Sorcières, n° 23, 1980
L’enfant. Je m’aperçois que je ne peux pas écrire son nom, ni le vrai, ni un faux. Une espèce de réaction archaïque, de superstition. Si je livre son vrai nom — qu’il porte depuis une dizaine d’années, par lequel il s’est constitué une identité, qu’il a déclaré aimer, que je crie pour le ramener près de moi s’il s’éloigne, que ses camarades prononcent pour le réclamer au téléphone (oui, ramener, réclamer, le nom donne un droit sur lui, permet de l’atteindre), si je livre ce nom, je l’expose, lui, en personne. Comme quand on m’avait demandé de le faire poser (de l’exposer) pour des photos d’enfants nus, et que j’avais refusé. Tout usage maléfique pouvant être fait ensuite de son image d’enfant captée nue, hors de son gré, de son nom d’enfant qui sera aussi son nom d’homme, sauf si une femme, par amour, lui choisit un autre nom (comme ses camarades aujourd’hui, par camaraderie, lui donnent des diminutifs) pour être à son tour celle qui le nomme (de toutes façons, je serai morte). Quant à un nom faux (comme si je n’avais pas « inventé » l’autre). Mais on a droit à un seul, qu’on déclare publiquement, qui est enregistré, ensuite, terminé. Un seul, ou une petite série de deux ou trois. Moi ma série était une concoction savante, tout un réseau d’appartenances et de distances, filiation, culture, euphonie, tout y était, tout y est, dans un jeu destiné à brouiller les pistes : belle projection de ce que pourrait être un homme s’il était élevé par une femme comme moi, un petit garçon qui allait devenir un homme sans perdre de vue le petit garçon œ qu’il avait été — enfin, qu’il allait être, qu’il est — oui ce nom faux ce serait pire, ce serait surcharger le premier nom, tricher, faire un faux, du fantasme sur du fantasme, transformer cet enfant bien vivant, qui me résiste, qui vit sa vie, qui m’impose ses besoins, qui modifie mon rythme, qui désigne les urgences et les priorités, en un enfant d’écriture, ma chose, fragile comme un souffle et persistant comme une œuvre posthume, un fantôme, une espèce de Heathcliffe.
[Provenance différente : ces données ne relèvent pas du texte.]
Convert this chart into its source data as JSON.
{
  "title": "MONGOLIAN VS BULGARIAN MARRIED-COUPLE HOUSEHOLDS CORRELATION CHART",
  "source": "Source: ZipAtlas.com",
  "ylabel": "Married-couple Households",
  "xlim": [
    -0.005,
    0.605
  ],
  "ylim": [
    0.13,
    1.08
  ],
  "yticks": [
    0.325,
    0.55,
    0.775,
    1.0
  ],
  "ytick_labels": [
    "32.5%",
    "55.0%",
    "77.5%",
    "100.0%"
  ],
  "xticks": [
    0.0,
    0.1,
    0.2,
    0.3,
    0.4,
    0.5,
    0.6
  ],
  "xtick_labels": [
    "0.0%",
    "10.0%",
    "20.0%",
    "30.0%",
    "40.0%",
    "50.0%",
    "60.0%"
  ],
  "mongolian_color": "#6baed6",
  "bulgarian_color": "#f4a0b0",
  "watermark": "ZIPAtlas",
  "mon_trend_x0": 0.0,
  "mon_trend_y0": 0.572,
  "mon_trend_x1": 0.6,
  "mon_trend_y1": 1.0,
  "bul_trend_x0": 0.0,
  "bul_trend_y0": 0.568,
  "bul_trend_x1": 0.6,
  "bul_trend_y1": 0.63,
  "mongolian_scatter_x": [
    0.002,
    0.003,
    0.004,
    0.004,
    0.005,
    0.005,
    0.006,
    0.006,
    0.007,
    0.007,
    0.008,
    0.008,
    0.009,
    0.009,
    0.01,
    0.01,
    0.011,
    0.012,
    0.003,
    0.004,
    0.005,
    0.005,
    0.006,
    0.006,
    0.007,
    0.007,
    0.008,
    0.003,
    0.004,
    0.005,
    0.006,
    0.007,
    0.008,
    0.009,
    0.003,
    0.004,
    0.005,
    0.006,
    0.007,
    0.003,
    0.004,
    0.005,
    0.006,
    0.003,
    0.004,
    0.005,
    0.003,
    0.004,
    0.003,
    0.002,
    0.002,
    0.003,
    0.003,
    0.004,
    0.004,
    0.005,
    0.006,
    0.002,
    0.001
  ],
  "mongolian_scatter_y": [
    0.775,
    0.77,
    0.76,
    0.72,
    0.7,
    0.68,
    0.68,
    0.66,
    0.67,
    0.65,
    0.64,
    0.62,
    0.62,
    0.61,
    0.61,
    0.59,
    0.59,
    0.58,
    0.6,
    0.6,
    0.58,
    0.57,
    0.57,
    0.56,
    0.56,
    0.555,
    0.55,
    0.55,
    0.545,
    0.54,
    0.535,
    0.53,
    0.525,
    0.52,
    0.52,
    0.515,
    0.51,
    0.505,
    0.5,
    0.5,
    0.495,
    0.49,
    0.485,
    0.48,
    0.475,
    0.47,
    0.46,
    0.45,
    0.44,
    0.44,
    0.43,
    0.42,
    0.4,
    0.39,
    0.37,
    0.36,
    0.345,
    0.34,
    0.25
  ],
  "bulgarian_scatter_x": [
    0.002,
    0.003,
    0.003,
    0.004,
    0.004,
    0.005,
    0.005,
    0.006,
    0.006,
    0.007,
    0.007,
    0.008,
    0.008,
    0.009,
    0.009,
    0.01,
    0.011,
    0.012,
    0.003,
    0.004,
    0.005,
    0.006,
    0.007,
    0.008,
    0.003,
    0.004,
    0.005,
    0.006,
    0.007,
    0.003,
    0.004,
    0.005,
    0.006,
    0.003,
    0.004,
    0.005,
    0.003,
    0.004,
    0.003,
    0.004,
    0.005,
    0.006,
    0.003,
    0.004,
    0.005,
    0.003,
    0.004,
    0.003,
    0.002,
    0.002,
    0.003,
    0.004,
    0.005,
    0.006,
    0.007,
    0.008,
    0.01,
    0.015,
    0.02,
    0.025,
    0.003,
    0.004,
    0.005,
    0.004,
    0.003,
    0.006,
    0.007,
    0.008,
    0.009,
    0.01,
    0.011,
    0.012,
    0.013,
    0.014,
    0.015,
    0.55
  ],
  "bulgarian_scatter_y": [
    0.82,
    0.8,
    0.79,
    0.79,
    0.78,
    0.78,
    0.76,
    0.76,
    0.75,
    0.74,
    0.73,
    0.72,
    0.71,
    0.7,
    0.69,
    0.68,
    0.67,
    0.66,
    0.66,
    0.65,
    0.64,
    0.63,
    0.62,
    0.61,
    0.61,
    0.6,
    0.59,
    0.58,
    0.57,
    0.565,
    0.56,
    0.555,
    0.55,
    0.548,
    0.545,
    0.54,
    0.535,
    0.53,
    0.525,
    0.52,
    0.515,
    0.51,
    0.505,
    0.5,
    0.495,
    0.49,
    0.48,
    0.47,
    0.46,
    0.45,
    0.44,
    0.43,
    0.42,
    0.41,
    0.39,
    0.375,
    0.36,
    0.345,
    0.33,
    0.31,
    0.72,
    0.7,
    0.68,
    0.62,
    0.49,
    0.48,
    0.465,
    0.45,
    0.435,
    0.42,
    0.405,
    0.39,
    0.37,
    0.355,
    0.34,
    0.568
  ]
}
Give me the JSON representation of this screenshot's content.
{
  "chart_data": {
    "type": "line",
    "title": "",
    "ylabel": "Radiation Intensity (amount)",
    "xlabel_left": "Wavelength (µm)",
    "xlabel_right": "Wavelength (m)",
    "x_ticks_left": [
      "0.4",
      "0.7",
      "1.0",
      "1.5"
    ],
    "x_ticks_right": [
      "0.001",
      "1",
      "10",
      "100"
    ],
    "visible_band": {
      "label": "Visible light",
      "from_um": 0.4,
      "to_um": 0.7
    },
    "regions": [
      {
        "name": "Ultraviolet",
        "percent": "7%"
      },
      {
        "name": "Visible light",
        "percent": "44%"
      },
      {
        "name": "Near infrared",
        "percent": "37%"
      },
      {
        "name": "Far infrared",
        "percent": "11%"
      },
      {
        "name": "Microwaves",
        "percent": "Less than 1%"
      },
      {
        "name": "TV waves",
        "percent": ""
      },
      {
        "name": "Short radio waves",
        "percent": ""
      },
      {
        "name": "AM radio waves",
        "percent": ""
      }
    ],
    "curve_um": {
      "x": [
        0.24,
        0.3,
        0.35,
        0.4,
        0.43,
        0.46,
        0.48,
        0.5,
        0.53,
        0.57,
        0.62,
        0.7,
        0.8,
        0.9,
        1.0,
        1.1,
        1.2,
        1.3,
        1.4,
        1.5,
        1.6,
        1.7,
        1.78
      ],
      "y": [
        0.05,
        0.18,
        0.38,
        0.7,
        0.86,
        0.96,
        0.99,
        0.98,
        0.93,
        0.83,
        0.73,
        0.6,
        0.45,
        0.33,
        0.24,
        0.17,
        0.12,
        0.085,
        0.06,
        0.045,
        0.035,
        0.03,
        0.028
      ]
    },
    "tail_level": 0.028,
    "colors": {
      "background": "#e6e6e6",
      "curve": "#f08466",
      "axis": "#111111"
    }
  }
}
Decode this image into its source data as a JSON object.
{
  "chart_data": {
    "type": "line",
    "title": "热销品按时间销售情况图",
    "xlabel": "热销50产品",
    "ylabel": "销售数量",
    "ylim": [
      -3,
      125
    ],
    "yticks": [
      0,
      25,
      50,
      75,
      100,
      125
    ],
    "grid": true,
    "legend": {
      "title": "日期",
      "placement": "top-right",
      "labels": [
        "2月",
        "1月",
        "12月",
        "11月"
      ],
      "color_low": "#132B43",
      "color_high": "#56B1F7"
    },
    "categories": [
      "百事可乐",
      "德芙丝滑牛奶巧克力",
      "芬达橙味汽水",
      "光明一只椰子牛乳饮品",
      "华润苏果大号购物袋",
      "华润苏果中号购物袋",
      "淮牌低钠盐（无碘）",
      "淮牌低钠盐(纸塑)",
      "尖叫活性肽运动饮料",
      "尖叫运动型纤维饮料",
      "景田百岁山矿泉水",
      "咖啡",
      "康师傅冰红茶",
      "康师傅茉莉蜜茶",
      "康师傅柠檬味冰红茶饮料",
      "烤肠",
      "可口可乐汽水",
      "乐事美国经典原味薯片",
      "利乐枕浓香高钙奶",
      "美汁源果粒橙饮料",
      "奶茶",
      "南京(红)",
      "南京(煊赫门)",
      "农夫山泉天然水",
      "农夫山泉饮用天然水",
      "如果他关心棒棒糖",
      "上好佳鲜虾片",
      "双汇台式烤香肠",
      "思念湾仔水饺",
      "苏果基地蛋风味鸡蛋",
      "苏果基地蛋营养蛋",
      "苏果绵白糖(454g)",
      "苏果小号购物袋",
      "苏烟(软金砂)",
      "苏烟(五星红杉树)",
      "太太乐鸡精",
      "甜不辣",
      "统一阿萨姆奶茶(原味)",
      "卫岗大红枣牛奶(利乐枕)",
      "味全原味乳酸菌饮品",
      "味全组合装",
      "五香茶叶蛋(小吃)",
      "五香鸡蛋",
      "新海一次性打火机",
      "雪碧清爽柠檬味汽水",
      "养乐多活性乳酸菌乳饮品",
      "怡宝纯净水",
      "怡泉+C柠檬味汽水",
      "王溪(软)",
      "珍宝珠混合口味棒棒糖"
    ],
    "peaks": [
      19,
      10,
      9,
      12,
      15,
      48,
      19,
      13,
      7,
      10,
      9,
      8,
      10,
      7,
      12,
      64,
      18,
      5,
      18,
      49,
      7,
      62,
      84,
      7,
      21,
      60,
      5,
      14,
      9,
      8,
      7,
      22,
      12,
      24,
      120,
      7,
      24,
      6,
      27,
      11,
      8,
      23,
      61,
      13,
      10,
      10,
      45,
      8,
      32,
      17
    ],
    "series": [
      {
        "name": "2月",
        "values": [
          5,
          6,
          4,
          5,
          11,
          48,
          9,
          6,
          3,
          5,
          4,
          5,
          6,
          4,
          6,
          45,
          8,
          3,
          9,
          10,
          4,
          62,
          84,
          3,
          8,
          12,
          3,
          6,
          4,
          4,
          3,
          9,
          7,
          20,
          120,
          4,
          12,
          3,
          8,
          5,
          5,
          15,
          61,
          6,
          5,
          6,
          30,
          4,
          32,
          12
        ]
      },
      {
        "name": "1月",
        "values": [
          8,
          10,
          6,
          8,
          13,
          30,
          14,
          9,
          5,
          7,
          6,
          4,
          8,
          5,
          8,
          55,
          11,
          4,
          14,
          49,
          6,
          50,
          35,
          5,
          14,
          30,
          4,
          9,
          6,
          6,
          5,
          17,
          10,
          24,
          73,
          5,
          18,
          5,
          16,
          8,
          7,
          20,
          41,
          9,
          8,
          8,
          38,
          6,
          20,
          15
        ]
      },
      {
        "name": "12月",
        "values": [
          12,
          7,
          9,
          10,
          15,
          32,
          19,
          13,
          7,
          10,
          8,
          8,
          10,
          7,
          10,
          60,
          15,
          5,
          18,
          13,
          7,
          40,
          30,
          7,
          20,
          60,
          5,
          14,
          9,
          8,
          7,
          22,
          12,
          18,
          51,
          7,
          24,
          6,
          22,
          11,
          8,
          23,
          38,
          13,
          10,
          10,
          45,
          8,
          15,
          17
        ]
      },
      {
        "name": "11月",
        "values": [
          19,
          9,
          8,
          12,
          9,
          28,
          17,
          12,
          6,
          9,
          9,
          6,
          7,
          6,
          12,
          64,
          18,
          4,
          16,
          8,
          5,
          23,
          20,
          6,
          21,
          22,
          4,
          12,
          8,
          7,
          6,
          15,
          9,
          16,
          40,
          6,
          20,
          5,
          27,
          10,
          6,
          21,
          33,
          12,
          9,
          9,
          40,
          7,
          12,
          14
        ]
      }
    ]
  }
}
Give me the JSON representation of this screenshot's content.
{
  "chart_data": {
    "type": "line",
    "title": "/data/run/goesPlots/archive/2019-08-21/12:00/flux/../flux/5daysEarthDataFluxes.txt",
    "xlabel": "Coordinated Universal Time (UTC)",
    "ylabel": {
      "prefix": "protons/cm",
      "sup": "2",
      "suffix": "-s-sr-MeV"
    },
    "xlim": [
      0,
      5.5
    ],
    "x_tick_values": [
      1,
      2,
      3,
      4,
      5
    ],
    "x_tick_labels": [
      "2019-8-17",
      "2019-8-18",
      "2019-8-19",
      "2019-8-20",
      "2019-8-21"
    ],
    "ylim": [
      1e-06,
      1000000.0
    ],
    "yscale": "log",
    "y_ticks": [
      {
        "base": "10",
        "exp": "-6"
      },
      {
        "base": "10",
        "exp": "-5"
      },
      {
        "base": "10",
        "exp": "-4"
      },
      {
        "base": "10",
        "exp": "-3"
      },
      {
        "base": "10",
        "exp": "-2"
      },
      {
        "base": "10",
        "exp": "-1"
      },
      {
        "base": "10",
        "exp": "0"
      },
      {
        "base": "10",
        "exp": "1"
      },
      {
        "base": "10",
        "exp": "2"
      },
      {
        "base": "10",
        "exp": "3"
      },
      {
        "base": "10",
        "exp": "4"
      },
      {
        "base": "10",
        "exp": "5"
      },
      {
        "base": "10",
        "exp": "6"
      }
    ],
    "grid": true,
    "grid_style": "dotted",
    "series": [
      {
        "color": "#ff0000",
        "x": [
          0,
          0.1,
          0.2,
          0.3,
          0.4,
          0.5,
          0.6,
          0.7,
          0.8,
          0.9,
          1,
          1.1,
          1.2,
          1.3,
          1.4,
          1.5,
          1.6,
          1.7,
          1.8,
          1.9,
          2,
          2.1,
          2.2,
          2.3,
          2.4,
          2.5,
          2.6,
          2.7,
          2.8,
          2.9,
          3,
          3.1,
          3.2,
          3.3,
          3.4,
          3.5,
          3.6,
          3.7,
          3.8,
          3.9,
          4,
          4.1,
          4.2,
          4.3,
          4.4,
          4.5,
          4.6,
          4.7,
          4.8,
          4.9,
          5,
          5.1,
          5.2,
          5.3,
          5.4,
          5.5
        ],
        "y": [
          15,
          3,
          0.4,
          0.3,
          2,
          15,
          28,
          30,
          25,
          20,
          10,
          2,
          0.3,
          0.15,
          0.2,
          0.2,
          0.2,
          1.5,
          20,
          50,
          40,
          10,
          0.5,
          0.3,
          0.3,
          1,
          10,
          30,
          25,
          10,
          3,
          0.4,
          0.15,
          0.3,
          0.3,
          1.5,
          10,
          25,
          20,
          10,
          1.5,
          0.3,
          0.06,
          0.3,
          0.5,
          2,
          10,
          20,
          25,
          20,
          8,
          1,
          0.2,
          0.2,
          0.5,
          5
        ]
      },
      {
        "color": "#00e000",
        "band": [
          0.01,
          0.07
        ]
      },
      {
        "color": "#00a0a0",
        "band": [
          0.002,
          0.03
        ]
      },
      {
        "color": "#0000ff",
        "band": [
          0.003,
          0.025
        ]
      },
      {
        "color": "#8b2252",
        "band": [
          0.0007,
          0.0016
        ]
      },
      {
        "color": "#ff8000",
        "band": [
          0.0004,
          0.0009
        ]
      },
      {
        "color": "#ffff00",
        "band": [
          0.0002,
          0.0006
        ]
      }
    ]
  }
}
Je veux bien dire tout de même Hamac. Il n’était pas né encore, j’étais en Amérique, enceinte, l’été, et N. dans la voiture que nous avions louée a dit, pensant à l’été suivant — il ou elle aurait six mois : « Ce sera bien quand on reviendra avec le petit hamac. » Pour qu’il voyage avec nous, confortable, à l’arrière de la voiture. Et moi, dans ce pays où il y avait jadis des Indiens, je me suis sentie squaw, j’ai voulu appeler mon fils Hamac (c’est vrai que ce jour-là je n’ai pas pensé que ce serait une petite fille). J’ai vu des petits cheveux noirs qui tomberaient raides sur des yeux étirés, un enfant aux longs membres dorés qui sauterait au-dessus des précipices et parlerait à son cheval. L’autre, le vrai, qui va en classe à Paris, sans cheval ni même un chien, et qui rentre à la maison tous les jours à cinq heures et demie — sinon, à six heures moins vingt-cinq je m’inquiète — est blond et frisé. Enfin, précisons : blond, comme un petit Danois ou comme un enfant allemand, jusqu’à trois ans, puis tabac léger, et maintenant un bon châtain moyen. Quant aux boucles, serrées quand les cheveux sont très courts, ou quand il pleut, des petits rouleaux qui se regroupent en colimaçons sur le crâne. Quand ses cheveux rallongent ça ondule plus mollement, ça suit son cours, ça se dresse ou ça tombe, dans une certaine anarchie, pas toujours harmonieuse, toujours trop sur les oreilles, et pas assez sur les tempes, et trop dans le cou, et pas assez sur le front, et des pointes un peu ridicules sur le sommet du crâne : « Hamac » — sauf que je ne l’appelle plus Hamac — « il faut aller chez le coiffeur ».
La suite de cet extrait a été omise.